The successful candidate will have a background in neuroimaging research and/or computational analysis, preferably with diffusion and/or functional MRI data. They will also have experience of working in a multidisciplinary team as they will be responsible for supporting other researchers and PhD students. They will develop novel scientific questions in brain development, the emergence of structural and functional connectivity (and dynamics), and lead on the analysis of specific aspects of translational science depending on their areas of expertise. There will also be opportunities to contribute to departmental teaching. We provide a nurturing environment and support early career development, and thus we also welcome early career researchers considering applying for grants and personal fellowships.
This post will be offered on a full-time, fixed term contract for 2 years, with the possibility for a 2-year extension (contingent on funding).
This is a full time post – 100% full time equivalent
Key responsibilities
- To analyse data using state-of-the-art computational techniques.
- Identify road-blocks in data processing and analysis, and identify solutions (with the study leads and relevant team members).
- Help establish robust data processing pipelines and data archiving for use by the wider research team.
- To ensure that milestones and deliverables are on time – and that scientific findings are being disseminated to key stake holders.
- To develop and lead on one area of scientific analyses.
- Writing technical reports of the progress of the study.
- Teach in the courses delivered by the department.
- Co-supervise MSc Research Projects.
- To integrate with the wider Institute and Brain Health in Gen 2020 network.
The above list of responsibilities may not be exhaustive, and the post holder will be required to undertake such tasks and responsibilities as may reasonably be expected within the scope and grading of the post.
Skills, knowledge, and experience
- Essential expertise in neuroimaging data analysis using diffusion and/or functional MRI data.
- Expertise in programming with a relevant language (e.g., Python, bash, Matlab, R)
- Desirable (but not essential) experience analysing pediatric/neonatal data.

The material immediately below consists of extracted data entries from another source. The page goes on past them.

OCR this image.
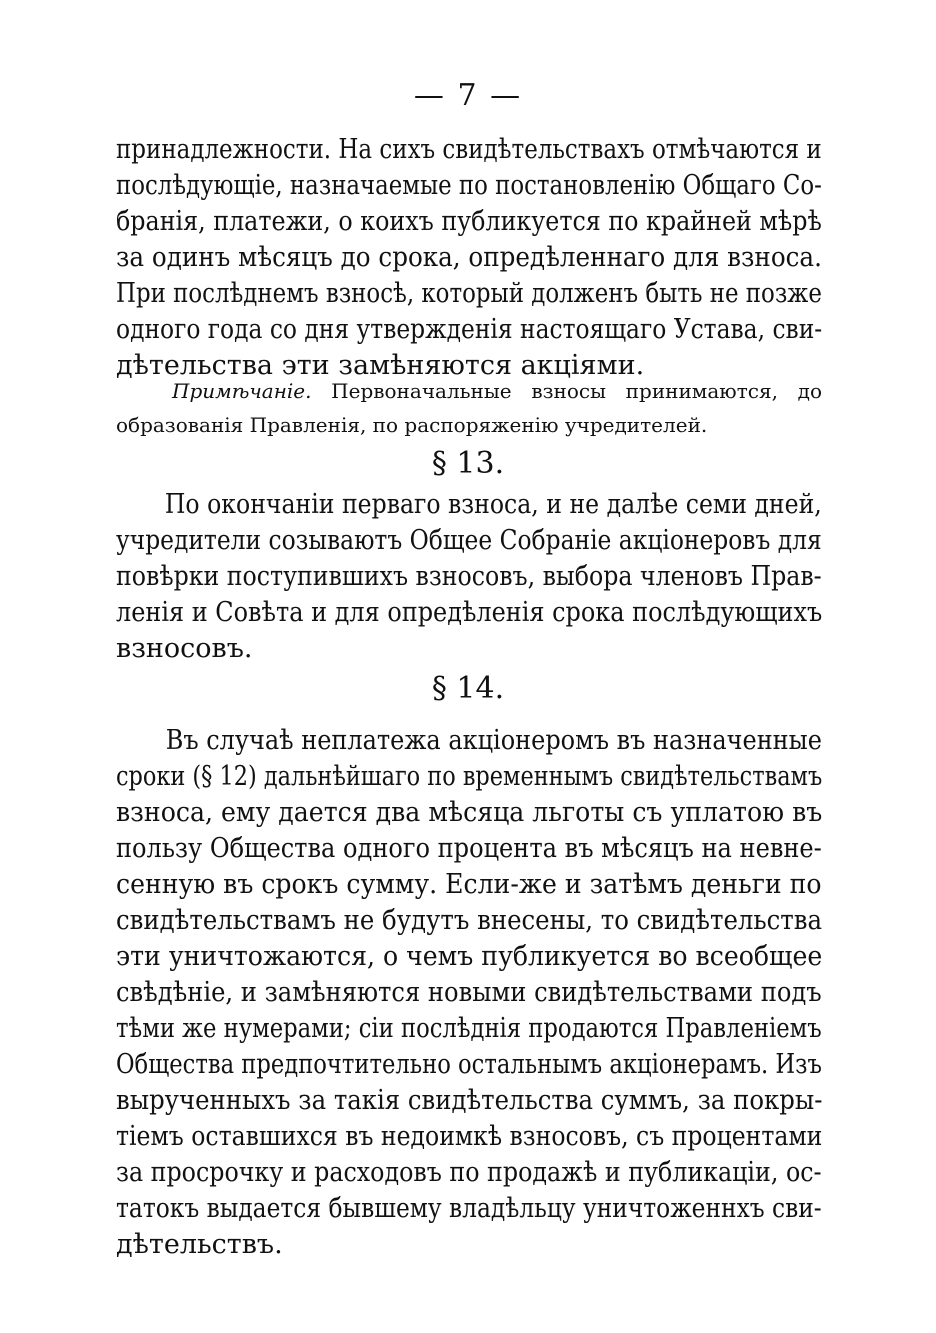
— 7 —
принадлежности. На сихъ свидѣтельствахъ отмѣчаются и
послѣдующіе, назначаемые по постановленію Общаго Со-
бранія, платежи, о коихъ публикуется по крайней мѣрѣ
за одинъ мѣсяцъ до срока, опредѣленнаго для взноса.
При послѣднемъ взносѣ, который долженъ быть не позже
одного года со дня утвержденія настоящаго Устава, сви-
дѣтельства эти замѣняются акціями.
Примѣчаніе. Первоначальные взносы принимаются, до
образованія Правленія, по распоряженію учредителей.
§ 13.
По окончаніи перваго взноса, и не далѣе семи дней,
учредители созываютъ Общее Собраніе акціонеровъ для
повѣрки поступившихъ взносовъ, выбора членовъ Прав-
ленія и Совѣта и для опредѣленія срока послѣдующихъ
взносовъ.
§ 14.
Въ случаѣ неплатежа акціонеромъ въ назначенные
сроки (§ 12) дальнѣйшаго по временнымъ свидѣтельствамъ
взноса, ему дается два мѣсяца льготы съ уплатою въ
пользу Общества одного процента въ мѣсяцъ на невне-
сенную въ срокъ сумму. Если-же и затѣмъ деньги по
свидѣтельствамъ не будутъ внесены, то свидѣтельства
эти уничтожаются, о чемъ публикуется во всеобщее
свѣдѣніе, и замѣняются новыми свидѣтельствами подъ
тѣми же нумерами; сіи послѣднія продаются Правленіемъ
Общества предпочтительно остальнымъ акціонерамъ. Изъ
вырученныхъ за такія свидѣтельства суммъ, за покры-
тіемъ оставшихся въ недоимкѣ взносовъ, съ процентами
за просрочку и расходовъ по продажѣ и публикаціи, ос-
татокъ выдается бывшему владѣльцу уничтоженнхъ сви-
дѣтельствъ.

- A related PhD (for grade 6), or close to be finished (for grade 5) is essential.*
Essential criteria
1. PhD awarded or near completion in a research-based field of relevance (e.g. psychology, neuroscience, physics, engineering).
2. Understanding of dMRI and/or fMRI analyses techniques and brain-behaviour relationships.
3. Advanced data analysis and programming skills.
4. Ability to write complex reports and/or scientific publications.
5. Emergent track record of peer reviewed journal publications commensurate with level of career.
6. Excellent interpersonal and organisational skills and ability to work as part of a multidisciplinary team.
7. Ability to prioritise tasks effectively and meet deadlines.
Desirable criteria
1. Ambition to apply for research grants and/or fellowships.
2. Advanced knowledge of typical neurodevelopment, and neurodevelopmental conditions.
3. An interest in both MRI advanced analysis methods and neuroscience.
Please note that this is a PhD level role but candidates who have submitted their thesis and are awaiting award of their PhDs will be considered. In these circumstances the appointment will be made at Grade 5, spine point 30 with the title of Research Assistant. Upon confirmation of the award of the PhD, the job title will become Research Associate and the salary will increase to Grade 6.